Date: Thu, 2 Jul 1998 13:52:28 +0300 (IDT)
From: Eli Zaretskii <eliz AT is DOT elta DOT co DOT il>
To: Nate Eldredge <nate AT cartsys DOT com>
cc: djgpp-workers AT delorie DOT com, dj AT delorie DOT com
Subject: Re: Cross-compiling djlsr
In-Reply-To: <359B2300.2387E7DA@cartsys.com>
Message-ID: <Pine.SUN.3.91.980702134233.17177G-100000@is>
MIME-Version: 1.0

On Wed, 1 Jul 1998, Nate Eldredge wrote:

> 1.  If none of the macros __STRICT_ANSI__, _POSIX_SOURCE, etc. were
> defined by the source, the system headers take it upon themselves to
> define _POSIX_SOURCE.  This leads to problems when compiling things like
> djasm, since DJGPP's coff.h only defines the important stuff ifndef
> _POSIX_SOURCE.

I know nothing about DJGPP cross-compile setup, but why do you need to 
mix DJGPP and local headers to compile djasm?  It is IMHO a very bad 
idea, and the problem you've described might as well be the tip of an 
iceberg.

Doesn't Linux have coff.h?

> It seems that Linux's headers think of these macros
> inclusively.  For instance, _GNU_SOURCE allows all GNU extensions but
> also defines _POSIX_SOURCE, which they consider a subset.  DJGPP, OTOH,
> uses them *ex*clusively-- _POSIX_SOURCE turns off everything not allowed
> by POSIX.  I wonder who is right?

I think both are right.  You just shouldn't mix headers from different 
libraries, that's all.

> 2.  When cross-compiling, everything uses misc.exe.  That's fine, but it
> caused the following gotcha.  After failing in my attempt to
> cross-compile, I loaded dosemu, and thought I'd try compiling that way. 
> So I did a `make clean' to get rid of all the Linux stuff.  Oops!  It
> uses `misc rm', and misc.exe is a Linux ELF binary!  dosemu crashes, and
> I spend several minutes thinking it's a bug in it.
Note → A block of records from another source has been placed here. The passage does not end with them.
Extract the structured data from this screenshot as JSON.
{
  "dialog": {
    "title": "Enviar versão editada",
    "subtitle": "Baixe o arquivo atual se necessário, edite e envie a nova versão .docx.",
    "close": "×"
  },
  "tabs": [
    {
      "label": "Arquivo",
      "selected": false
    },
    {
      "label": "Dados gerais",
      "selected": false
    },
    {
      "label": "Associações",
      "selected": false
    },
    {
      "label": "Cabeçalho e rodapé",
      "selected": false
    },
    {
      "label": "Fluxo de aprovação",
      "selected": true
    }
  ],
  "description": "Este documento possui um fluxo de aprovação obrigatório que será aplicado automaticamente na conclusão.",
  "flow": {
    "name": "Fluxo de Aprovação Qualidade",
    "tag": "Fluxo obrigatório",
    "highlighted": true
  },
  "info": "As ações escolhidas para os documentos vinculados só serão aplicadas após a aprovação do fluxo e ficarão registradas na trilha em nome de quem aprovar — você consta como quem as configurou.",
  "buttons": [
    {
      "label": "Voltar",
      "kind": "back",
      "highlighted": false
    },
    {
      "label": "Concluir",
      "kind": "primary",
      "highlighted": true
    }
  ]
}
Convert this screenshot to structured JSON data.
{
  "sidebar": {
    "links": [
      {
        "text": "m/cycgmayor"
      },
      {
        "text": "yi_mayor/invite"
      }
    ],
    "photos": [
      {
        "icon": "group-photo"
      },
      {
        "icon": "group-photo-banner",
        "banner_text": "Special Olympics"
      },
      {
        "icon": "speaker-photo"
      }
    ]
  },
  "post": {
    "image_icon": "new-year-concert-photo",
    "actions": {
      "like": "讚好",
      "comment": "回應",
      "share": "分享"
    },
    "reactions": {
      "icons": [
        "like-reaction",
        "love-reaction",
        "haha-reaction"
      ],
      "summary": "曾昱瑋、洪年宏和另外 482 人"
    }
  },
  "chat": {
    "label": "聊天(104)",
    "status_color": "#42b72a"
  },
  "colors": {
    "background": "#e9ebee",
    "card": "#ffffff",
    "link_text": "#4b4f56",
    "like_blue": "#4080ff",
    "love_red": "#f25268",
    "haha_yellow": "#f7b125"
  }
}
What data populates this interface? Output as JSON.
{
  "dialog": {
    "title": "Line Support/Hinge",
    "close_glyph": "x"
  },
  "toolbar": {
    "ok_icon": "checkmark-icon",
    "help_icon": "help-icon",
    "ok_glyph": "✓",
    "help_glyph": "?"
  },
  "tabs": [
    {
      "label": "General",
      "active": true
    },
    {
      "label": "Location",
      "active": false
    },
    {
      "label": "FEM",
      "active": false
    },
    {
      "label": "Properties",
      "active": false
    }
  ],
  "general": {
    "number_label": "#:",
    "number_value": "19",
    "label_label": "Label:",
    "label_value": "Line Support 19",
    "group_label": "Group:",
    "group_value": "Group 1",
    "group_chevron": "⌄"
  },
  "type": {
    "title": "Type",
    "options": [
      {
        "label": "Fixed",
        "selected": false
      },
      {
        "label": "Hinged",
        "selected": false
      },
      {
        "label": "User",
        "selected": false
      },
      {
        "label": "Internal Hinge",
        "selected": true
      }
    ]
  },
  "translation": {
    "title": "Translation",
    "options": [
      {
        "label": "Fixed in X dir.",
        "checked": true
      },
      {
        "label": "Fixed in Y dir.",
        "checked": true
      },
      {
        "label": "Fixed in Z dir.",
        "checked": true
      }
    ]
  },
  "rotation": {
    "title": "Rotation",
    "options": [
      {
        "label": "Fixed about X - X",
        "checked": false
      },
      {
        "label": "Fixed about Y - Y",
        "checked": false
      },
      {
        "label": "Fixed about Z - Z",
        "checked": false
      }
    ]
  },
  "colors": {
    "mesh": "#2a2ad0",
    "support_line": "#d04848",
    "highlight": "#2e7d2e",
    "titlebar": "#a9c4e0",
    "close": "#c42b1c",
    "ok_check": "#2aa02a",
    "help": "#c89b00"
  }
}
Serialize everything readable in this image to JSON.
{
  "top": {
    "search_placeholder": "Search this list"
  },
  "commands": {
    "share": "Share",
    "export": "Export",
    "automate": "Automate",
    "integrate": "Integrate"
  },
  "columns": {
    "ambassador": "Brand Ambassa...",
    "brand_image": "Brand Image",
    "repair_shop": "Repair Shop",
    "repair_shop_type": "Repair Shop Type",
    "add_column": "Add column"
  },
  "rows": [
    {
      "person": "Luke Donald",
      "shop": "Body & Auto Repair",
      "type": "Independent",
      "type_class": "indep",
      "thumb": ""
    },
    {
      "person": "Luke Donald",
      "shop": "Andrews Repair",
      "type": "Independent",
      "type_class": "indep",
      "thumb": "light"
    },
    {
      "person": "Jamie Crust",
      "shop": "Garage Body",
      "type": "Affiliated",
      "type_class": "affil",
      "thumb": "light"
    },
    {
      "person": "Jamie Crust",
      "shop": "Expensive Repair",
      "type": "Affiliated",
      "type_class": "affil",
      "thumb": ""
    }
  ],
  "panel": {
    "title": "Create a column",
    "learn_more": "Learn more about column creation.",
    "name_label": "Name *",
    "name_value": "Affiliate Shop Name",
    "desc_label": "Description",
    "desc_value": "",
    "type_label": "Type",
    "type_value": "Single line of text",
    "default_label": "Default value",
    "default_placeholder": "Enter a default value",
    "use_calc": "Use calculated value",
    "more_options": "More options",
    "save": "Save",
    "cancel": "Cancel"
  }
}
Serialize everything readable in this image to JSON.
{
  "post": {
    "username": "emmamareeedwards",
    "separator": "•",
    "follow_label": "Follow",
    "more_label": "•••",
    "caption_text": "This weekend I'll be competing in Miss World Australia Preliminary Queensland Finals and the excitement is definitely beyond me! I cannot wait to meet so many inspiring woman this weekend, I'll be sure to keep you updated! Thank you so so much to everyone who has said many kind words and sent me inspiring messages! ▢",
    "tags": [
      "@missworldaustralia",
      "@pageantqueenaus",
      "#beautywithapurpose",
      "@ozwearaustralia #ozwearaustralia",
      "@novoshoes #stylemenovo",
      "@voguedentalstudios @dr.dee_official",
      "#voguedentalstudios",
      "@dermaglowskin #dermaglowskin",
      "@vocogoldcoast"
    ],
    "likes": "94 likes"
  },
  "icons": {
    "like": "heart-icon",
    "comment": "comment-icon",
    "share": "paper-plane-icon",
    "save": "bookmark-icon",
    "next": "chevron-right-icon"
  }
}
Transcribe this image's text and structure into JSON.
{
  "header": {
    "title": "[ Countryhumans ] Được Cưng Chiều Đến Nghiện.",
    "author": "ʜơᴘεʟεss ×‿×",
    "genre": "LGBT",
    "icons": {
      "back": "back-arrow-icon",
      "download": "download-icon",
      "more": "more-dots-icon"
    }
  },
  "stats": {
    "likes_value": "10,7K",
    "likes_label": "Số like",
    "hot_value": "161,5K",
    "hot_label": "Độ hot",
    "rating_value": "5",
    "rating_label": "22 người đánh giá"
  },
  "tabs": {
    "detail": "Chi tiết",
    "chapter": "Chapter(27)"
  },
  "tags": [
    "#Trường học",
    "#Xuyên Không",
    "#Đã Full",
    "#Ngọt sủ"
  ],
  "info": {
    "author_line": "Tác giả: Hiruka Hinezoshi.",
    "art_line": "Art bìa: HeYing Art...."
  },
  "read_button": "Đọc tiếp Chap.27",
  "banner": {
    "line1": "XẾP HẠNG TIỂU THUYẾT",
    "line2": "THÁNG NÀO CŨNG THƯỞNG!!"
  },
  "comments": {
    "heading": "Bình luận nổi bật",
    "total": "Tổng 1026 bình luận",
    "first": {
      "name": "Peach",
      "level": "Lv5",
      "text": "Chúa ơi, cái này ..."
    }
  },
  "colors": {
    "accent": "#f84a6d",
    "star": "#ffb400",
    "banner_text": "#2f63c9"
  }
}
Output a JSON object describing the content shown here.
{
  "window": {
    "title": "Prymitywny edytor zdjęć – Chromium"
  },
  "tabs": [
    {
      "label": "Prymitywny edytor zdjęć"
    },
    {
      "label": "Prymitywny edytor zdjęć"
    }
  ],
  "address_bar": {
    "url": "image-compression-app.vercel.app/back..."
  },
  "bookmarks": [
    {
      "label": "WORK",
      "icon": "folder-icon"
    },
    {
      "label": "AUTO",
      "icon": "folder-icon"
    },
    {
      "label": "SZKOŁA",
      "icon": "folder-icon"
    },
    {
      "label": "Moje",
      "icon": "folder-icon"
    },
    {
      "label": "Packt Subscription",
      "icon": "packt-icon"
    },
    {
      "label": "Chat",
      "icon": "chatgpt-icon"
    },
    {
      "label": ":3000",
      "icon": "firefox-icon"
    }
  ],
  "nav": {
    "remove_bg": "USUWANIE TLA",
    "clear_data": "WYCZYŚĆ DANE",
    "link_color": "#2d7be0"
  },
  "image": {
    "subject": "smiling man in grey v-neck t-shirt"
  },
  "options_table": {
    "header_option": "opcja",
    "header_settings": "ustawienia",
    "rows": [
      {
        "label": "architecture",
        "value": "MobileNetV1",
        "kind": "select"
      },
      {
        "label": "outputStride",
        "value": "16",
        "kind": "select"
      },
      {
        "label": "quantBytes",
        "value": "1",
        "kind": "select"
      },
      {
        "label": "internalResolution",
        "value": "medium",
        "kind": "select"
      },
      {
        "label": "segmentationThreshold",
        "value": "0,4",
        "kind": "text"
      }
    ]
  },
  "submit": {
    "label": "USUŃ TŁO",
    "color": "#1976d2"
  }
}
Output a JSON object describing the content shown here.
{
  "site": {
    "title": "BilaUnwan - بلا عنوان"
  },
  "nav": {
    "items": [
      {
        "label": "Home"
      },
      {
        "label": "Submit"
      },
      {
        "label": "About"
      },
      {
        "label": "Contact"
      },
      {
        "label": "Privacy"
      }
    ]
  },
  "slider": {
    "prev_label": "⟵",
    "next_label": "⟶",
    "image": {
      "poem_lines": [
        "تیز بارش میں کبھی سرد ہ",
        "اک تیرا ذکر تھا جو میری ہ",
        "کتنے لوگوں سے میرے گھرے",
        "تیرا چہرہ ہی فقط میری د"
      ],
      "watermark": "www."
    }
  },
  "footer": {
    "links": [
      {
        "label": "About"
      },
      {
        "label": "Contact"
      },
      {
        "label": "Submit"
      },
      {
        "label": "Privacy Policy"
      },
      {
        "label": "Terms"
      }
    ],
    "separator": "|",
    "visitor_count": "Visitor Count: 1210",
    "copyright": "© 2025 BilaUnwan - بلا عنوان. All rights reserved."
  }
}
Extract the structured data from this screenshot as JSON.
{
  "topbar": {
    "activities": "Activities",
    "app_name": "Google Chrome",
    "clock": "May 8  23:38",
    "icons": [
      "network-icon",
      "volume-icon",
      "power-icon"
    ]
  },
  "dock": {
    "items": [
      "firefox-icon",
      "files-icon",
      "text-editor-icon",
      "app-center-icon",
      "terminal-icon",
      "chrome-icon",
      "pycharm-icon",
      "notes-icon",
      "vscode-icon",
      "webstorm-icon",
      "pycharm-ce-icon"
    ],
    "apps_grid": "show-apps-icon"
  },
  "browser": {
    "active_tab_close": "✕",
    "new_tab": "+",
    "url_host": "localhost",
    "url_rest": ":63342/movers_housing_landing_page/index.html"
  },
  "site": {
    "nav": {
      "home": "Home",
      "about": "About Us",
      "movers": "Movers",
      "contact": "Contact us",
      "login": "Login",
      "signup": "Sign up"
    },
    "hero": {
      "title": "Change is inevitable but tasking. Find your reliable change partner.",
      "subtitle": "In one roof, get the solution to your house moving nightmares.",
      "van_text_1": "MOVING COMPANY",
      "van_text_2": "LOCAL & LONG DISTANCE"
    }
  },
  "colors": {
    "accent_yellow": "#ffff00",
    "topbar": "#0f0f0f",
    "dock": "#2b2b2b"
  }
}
"make clean" should be done in the same environment where the 
files-to-be-cleaned were built.

> I guess there's not really any way around this, other than to have
> separate makefiles for DOS and Unix, or to require that fileutils be
> installed.

That's too extreme, IMHO.  Since the only problem is with DOSEmu (and 
other DOSsish environment)--Unix will refuse to run something whose 
format is not recognized--you could make misc depend on a small program 
which tests whether it is a v2-style executable.  There's a function in 
v2.02 library to test that (_check_v2_prog).